Some flathub thoughts

[Alexander Larsson]

So, I've done a bit more thinking about FlatHub and how it would work.
In particular, how the workflow would look for building apps.

So, flathub is fundamentally about flatpak/ostree repositories,
simarly to how github is about git repos. This means that the
operations you do in the web ui is mainly creating/naming/editig
flatpak repos. Each user can create however many repos he wants. Once
a repo is created the primary operations on it are building apps into
it, and installing apps from it. Exactly what goes into each repo is
completely up to the user to decide. He may have one repo per app, or
multiple apps in one repo, depending on his usecase.

Installing from a repo is pretty simple. Each repo is defined by a url
and a gpg key, and once a user adds the remote to his local
configuration everything should "just work" (i.e. flatpak can install
apps, and gnome-software can use the appstream data to create a nice
UI).

So, the remaining thing is to figure out how building should work. Each
build originates from a json manifest and a bunch of files (patches,
etc) that define the build of a particular app-id and branch. Building
starts with somehow getting a copy of these to flathub, and once it is
there we need to store it forever so builds can be reproduced.

Since we already have an ostree repo for the builds, I propose we
reuse this for storing the manifest+files. These files would be
commited to an ostree branch named something like:

  "source/org.my.App/stable" (i.e. source/$app/$branch)

Inside this branch the build system would look for file named
org.my.App.json. Flathub would verify that the json actually matches
the app-id/branch specified by the branch name, and fail otherwise.

In practice the upload is probably best done by having a small CLI
tool you run on you machine which creates a tarball (using "flatpak
--show-deps org.my.App.json" to figure out which files are needed),
which is then uploaded to flathub using some HTTP api.
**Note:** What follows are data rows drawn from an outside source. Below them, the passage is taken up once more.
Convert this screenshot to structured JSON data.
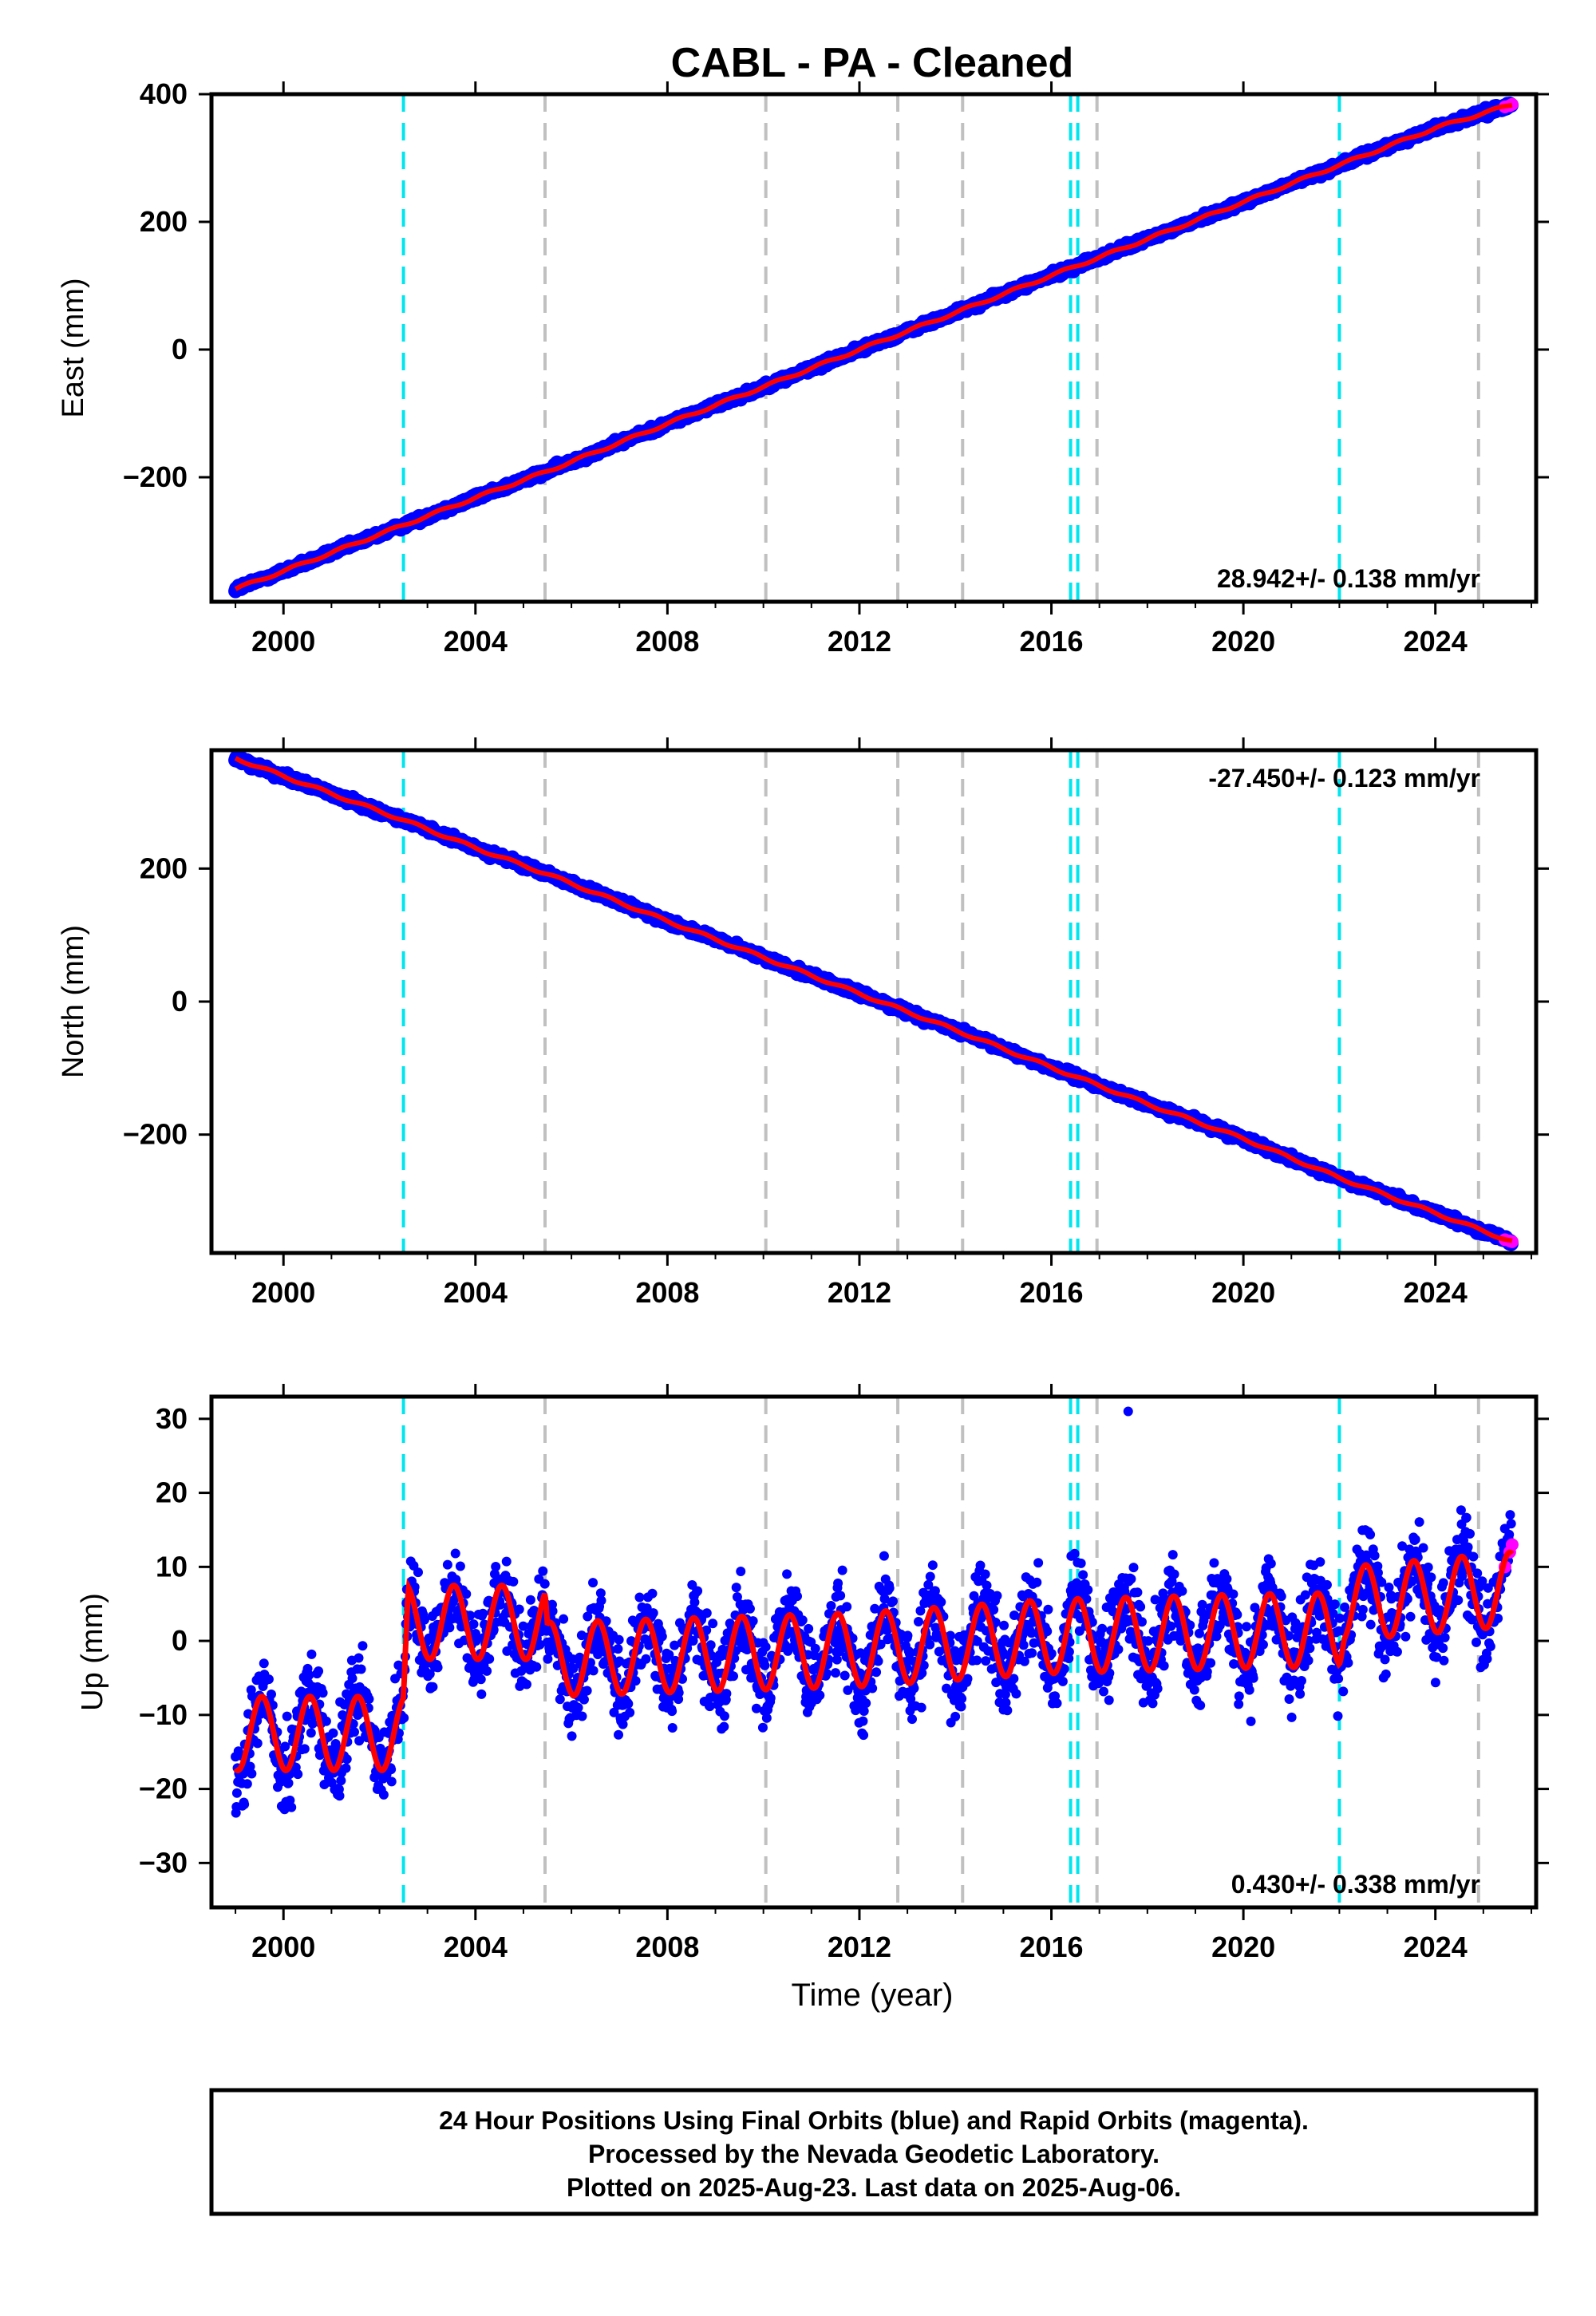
{
  "title": "CABL  - PA - Cleaned",
  "xlabel": "Time (year)",
  "x_ticks": [
    2000,
    2004,
    2008,
    2012,
    2016,
    2020,
    2024
  ],
  "xlim": [
    1998.5,
    2026.1
  ],
  "colors": {
    "final_orbits": "#0000ff",
    "rapid_orbits": "#ff00ff",
    "model": "#ff0000",
    "equipment_change": "#00e5ee",
    "other_event": "#c0c0c0"
  },
  "offsets": {
    "cyan": [
      2002.5,
      2016.4,
      2016.55,
      2022.0
    ],
    "gray": [
      2005.45,
      2010.05,
      2012.8,
      2014.15,
      2016.95,
      2024.9
    ]
  },
  "footer": {
    "line1": "24 Hour Positions Using Final Orbits (blue) and Rapid Orbits (magenta).",
    "line2": "Processed by the Nevada Geodetic Laboratory.",
    "line3": "Plotted on 2025-Aug-23. Last data on 2025-Aug-06."
  },
  "chart_data": [
    {
      "type": "scatter",
      "ylabel": "East (mm)",
      "rate": "28.942+/- 0.138 mm/yr",
      "rate_position": "bottom-right",
      "ylim": [
        -395,
        400
      ],
      "y_ticks": [
        400,
        200,
        0,
        -200
      ],
      "x": [
        1999.0,
        2000.0,
        2002.5,
        2004.0,
        2005.45,
        2008.0,
        2010.05,
        2012.0,
        2014.15,
        2016.0,
        2018.0,
        2020.0,
        2022.0,
        2024.0,
        2025.6
      ],
      "trend": [
        -375,
        -347,
        -275,
        -232,
        -192,
        -116,
        -57,
        0,
        62,
        116,
        173,
        231,
        289,
        347,
        384
      ],
      "rapid": {
        "x": [
          2025.45,
          2025.55,
          2025.6
        ],
        "y": [
          380,
          382,
          384
        ]
      }
    },
    {
      "type": "scatter",
      "ylabel": "North (mm)",
      "rate": "-27.450+/- 0.123 mm/yr",
      "rate_position": "top-right",
      "ylim": [
        -378,
        378
      ],
      "y_ticks": [
        200,
        0,
        -200
      ],
      "x": [
        1999.0,
        2000.0,
        2002.5,
        2004.0,
        2005.45,
        2008.0,
        2010.05,
        2012.0,
        2014.15,
        2016.0,
        2018.0,
        2020.0,
        2022.0,
        2024.0,
        2025.6
      ],
      "trend": [
        366,
        339,
        273,
        231,
        193,
        121,
        65,
        12,
        -47,
        -99,
        -154,
        -206,
        -265,
        -318,
        -361
      ],
      "rapid": {
        "x": [
          2025.45,
          2025.55,
          2025.6
        ],
        "y": [
          -358,
          -360,
          -361
        ]
      }
    },
    {
      "type": "scatter",
      "ylabel": "Up (mm)",
      "rate": "0.430+/- 0.338 mm/yr",
      "rate_position": "bottom-right",
      "ylim": [
        -36,
        33
      ],
      "y_ticks": [
        30,
        20,
        10,
        0,
        -10,
        -20,
        -30
      ],
      "x": [
        1999.0,
        2002.5,
        2002.6,
        2005.45,
        2005.5,
        2008.0,
        2012.0,
        2016.0,
        2020.0,
        2022.0,
        2022.1,
        2025.6
      ],
      "trend": [
        -12.5,
        -12.5,
        2.5,
        2.5,
        -2.5,
        -2.0,
        -1.2,
        0.6,
        1.3,
        1.5,
        5.0,
        7.0
      ],
      "seasonal_amplitude": 5.0,
      "outlier": {
        "x": 2017.6,
        "y": 31
      },
      "rapid": {
        "x": [
          2025.45,
          2025.55,
          2025.6
        ],
        "y": [
          10,
          12,
          13
        ]
      }
    }
  ]
}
Once we have the sources in ostree a build is triggered pointing to
this repo+commit. This would put the build on a queue waiting for a
free build machine. Once there is a free build machine it would pull
the sources from the ostree repo and run flatpak-builder. The status
of the queue would be visible on the webside, including build logs.
Once the build is finished and succeeded we generate a bundle of the
results and send these back to the main machine where it would be
signed and merged into the repo.

There are some complexities here that needs solving:

flatpak-builder needs to download all the sources, but if we
downloaded that source before we should reuse that. Also, if we do
download something new we should save that for the future (both to
avoid multiple downloads and for GPL reasons). This is not so hard for
tarballs, but its somewhat more complicated for git/bzr mirroring.
Partly because we do some complex git submodule handling, but also
because git mirrors change over time, so its we to store need extra
information to know what exact commit a build used. Maybe we need
some kind of support for this in flatpak-builder.

GPG key storage and signing is hard. To sign a build you either need
one
of:
 1) A cleartext gpg private key on flathub
 2) An encrypted gpg key and the passphrase on flathub
 3) Send the to-sign data to the client machine and sign it there.

Neither approach is very good, it's either very unsecure or painful to
use.  I'm not sure what the best approach is. Maybe we need to support
both. For instance I can imagine that a common setup is to have two
flatpak repos, one for test/devel builds and another for "release"
builds. You might want to use the "easy" approach for the devel repo
and the "painful" approach for the release repo.

Another question is how isolated we want the builds to be. Do we run
each build in a fresh VM, or do we rely on the sandboxing that
flatpak-builder uses? I added a "--sandbox" argument to
flatpak-builder which disallows you from specifying
break-out-of-sandbox arguments, but the container approach is always
less isolated than a full VM, but slower.

That was a bit rambling, but some food for though.